처참하게 75%와 45%로 bridge의 성능이 나오지 않았다.

OpenX training mixture is essential for unlocking improved generalization capabilities in the OpenVLA model.

D2. Dual vs. Single Vision Encoder Experiments

ablating Dino V2 vision encoder.

OpenX full dataset으로 학습하면 시간 오래걸리니까, ablation study에서는 BridgeData V2만 학습한 모델(OpenVLA-Bridge)로 비교.

OpenVLA-Bridge : w DinoV2
OpenVLA-Bridge-SigLIP : wo DinoV2

Only 5% degradation, not quite signinficant.

The low-level spatial features represented in DinoV2 appear to aid generalization in only some cases.

D3. Fine-tunned vs Frozen Vision Encoder Experiments

SigLIP ViT-SO 224px and LLaVa v1.5 7B is the pretrained one.

Fine-tuning the vision encoder leads to significantly higher success rates across various tasks.

Qualitively하게는 frozen encoder를 사용했을 때, robot이 unsable하게 움직였다고 한다.

D4. Additional Quantized Inference Experiments: Disentangling Policy Performance and Model Inference Speed

8-bit quantization has lower performance than even 4-bit quantization.

They hypothesized that the reduction in performance was caused by lower model inference speed.

So, eveluating with blocking control.
Meaning every action is fully executed before the next action is taken.

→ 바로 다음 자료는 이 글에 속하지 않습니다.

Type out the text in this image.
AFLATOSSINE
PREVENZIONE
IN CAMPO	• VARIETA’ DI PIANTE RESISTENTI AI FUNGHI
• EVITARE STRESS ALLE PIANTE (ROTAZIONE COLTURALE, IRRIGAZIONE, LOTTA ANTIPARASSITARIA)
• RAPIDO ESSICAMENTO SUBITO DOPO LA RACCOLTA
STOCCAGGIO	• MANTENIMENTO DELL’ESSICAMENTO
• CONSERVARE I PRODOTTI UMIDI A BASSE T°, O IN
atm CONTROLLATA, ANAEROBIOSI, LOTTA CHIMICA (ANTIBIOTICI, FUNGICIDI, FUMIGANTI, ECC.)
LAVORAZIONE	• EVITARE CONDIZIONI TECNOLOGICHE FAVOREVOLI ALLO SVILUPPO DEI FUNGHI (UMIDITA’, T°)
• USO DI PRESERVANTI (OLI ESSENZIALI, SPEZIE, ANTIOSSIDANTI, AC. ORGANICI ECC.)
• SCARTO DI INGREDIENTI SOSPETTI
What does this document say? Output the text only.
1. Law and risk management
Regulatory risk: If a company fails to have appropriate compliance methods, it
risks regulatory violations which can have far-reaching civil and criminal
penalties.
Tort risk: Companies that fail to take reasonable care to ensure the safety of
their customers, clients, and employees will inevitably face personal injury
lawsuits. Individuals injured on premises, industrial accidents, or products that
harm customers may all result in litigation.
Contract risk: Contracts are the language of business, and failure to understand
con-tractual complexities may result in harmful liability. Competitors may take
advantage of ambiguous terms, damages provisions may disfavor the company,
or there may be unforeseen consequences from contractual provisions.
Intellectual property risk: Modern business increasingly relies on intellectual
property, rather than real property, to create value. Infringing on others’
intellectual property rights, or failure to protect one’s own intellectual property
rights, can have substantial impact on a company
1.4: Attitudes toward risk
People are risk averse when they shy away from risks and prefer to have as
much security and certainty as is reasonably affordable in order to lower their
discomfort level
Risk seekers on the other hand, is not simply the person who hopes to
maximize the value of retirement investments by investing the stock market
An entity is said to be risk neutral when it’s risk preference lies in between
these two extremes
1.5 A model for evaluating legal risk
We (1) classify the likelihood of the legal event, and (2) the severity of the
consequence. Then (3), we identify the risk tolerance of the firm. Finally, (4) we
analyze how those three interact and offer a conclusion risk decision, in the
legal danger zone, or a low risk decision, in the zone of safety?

Precision	Non-Blocking	Blocking
bfloat16	71.3 ±4.8%	70.0 ±5.1%
int8	58.1 ±5.1%	74.4 ±4.9%
int4	71.9 ±4.7%	68.8 ±5.2%

Learned

bf16이 8-bit보다 빠른 이유?

Figure6를 보면, RTX4090 단일 GPU에서

precision	Actions/sec
bfloat16	6.1
int8	2
int4	6

사실 GPU Tensor Core spec을 보면, int8이 bf16보다 빠르지만, 양자화 과정에서 오버헤드가 발생해서 하드웨어 이점을 모두 상쇄한다.

	rtx 4090
Peak BF16 Tensor TFLOPS	165.2/330.42
Peak TF32 Tensor TFLOPS	82.6/165.22
Peak INT8 Tensor TOPS	660.6/1321.22
Peak INT4 Tensor TOPS	1321.2/2642.42

int4는 quantization overhead가 없나?

결국 또 memory-bound issue로 귀결된다.

int4로 가면서 양자화 오버헤드를 넘을 만큼의 memory 이점이 생긴다는 거다.

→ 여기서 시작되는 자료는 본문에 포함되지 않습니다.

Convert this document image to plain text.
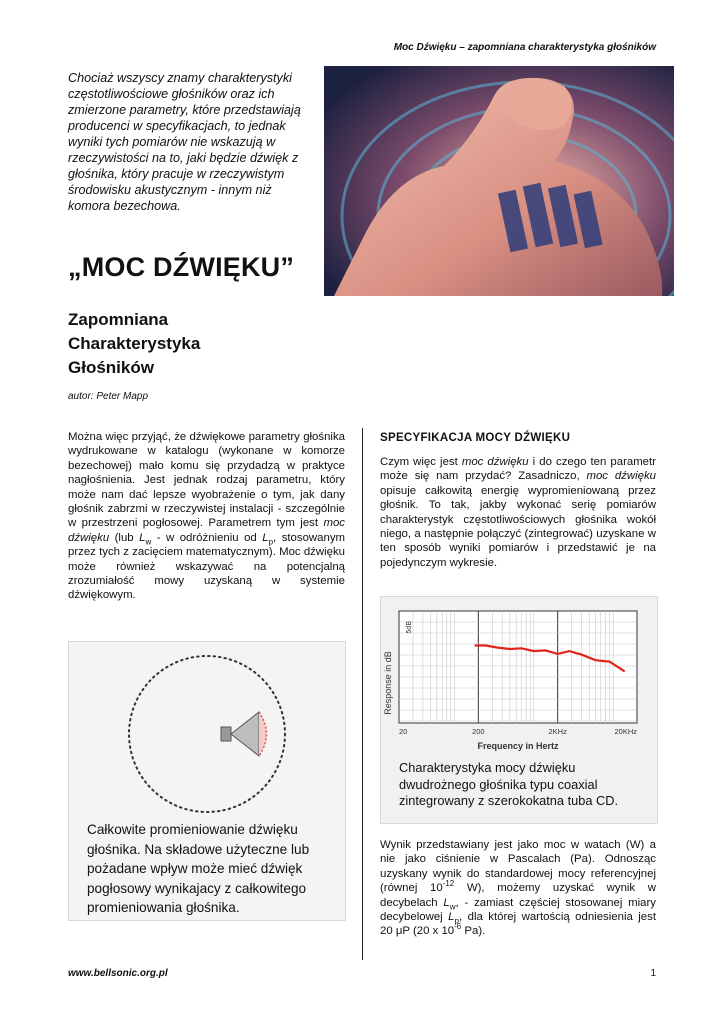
Moc Dźwięku – zapomniana charakterystyka głośników
Chociaż wszyscy znamy charakterystyki częstotliwościowe głośników oraz ich zmierzone parametry, które przedstawiają producenci w specyfikacjach, to jednak wyniki tych pomiarów nie wskazują w rzeczywistości na to, jaki będzie dźwięk z głośnika, który pracuje w rzeczywistym środowisku akustycznym - innym niż komora bezechowa.
„MOC DŹWIĘKU”
Zapomniana Charakterystyka Głośników
autor: Peter Mapp
Można więc przyjąć, że dźwiękowe parametry głośnika wydrukowane w katalogu (wykonane w komorze bezechowej) mało komu się przydadzą w praktyce nagłośnienia. Jest jednak rodzaj parametru, który może nam dać lepsze wyobrażenie o tym, jak dany głośnik zabrzmi w rzeczywistej instalacji - szczególnie w przestrzeni pogłosowej. Parametrem tym jest moc dźwięku (lub $L_w$ - w odróżnieniu od $L_p$, stosowanym przez tych z zacięciem matematycznym). Moc dźwięku może również wskazywać na potencjalną zrozumiałość mowy uzyskaną w systemie dźwiękowym.
Całkowite promieniowanie dźwięku głośnika. Na składowe użyteczne lub pożadane wpływ może mieć dźwięk pogłosowy wynikajacy z całkowitego promieniowania głośnika.
SPECYFIKACJA MOCY DŹWIĘKU
Czym więc jest moc dźwięku i do czego ten parametr może się nam przydać? Zasadniczo, moc dźwięku opisuje całkowitą energię wypromieniowaną przez głośnik. To tak, jakby wykonać serię pomiarów charakterystyk częstotliwościowych głośnika wokół niego, a następnie połączyć (zintegrować) uzyskane w ten sposób wyniki pomiarów i przedstawić je na pojedynczym wykresie.
20	200	2KHz	20KHz
5dB
Response in dB
Frequency in Hertz
Charakterystyka mocy dźwięku dwudrożnego głośnika typu coaxial zintegrowany z szerokokatna tuba CD.
Wynik przedstawiany jest jako moc w watach (W) a nie jako ciśnienie w Pascalach (Pa). Odnosząc uzyskany wynik do standardowej mocy referencyjnej (równej $10^{-12}$ W), możemy uzyskać wynik w decybelach $L_w$, - zamiast częściej stosowanej miary decybelowej $L_p$, dla której wartością odniesienia jest 20 μP (20 x $10^{-6}$ Pa).
www.bellsonic.org.pl	1
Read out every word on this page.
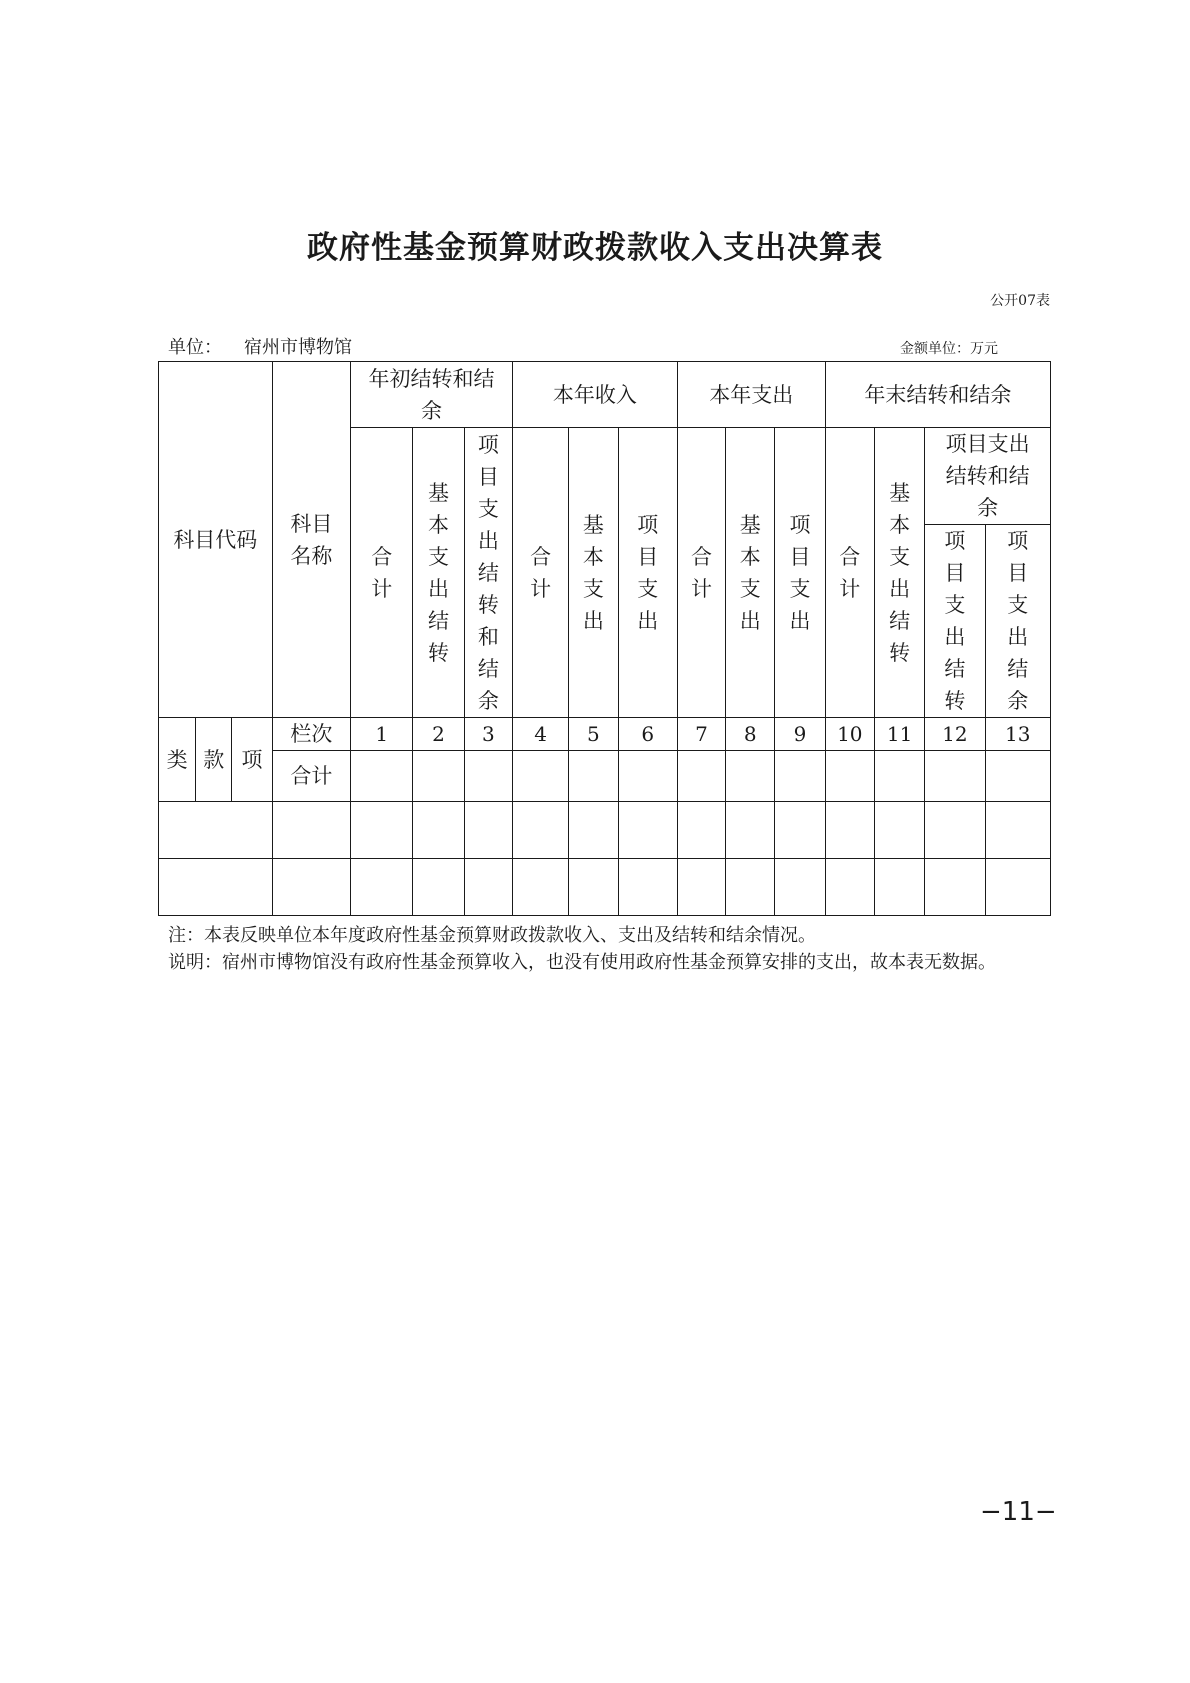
政府性基金预算财政拨款收入支出决算表
公开07表
单位： 宿州市博物馆	金额单位：万元
科目代码			科目名称	年初结转和结余			本年收入			本年支出			年末结转和结余			
				合计	基本支出结转	项目支出结转和结余	合计	基本支出	项目支出	合计	基本支出	项目支出	合计	基本支出结转	项目支出结转和结余	
															项目支出结转	项目支出结余
类	款	项	栏次	1	2	3	4	5	6	7	8	9	10	11	12	13
			合计													

注：本表反映单位本年度政府性基金预算财政拨款收入、支出及结转和结余情况。
说明：宿州市博物馆没有政府性基金预算收入，也没有使用政府性基金预算安排的支出，故本表无数据。
−11−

그러면 근데 왜 int4쓰나, 그냥 bf16으로 정확도랑 속도 둘 다 잡지? 단 하나의 이점은 메모리니까, 그러면 차라리 모델 사이즈를 키우고 int4 quantization을 사용해서 성능 이점을 가져가는 편이 좋을듯하다.

뭔가 Cuda TensorRT나 그런 SW 최적화가 부족한 결과라고 보인다.

아? 논문에 써있었음.

Further speed-ups are possible with modern LLM inference frameworks like TensorRT-LLM. (Figure6)

Diffusion 기반 Action model의 강점

정확도나 action의 부드러움 정도가 놀라움.

논문에서 Narrow Tasks에 대해서는 굉장히 높은 정확도를 보여줌.

아지만 distractors나 novel object와 같은 generalization이 필요한 상황에서의 많은 약점을 가짐.

결과적으로 단 한가지 task를 제외한 평균적인 성능은 OpenVLA가 우위를 가짐.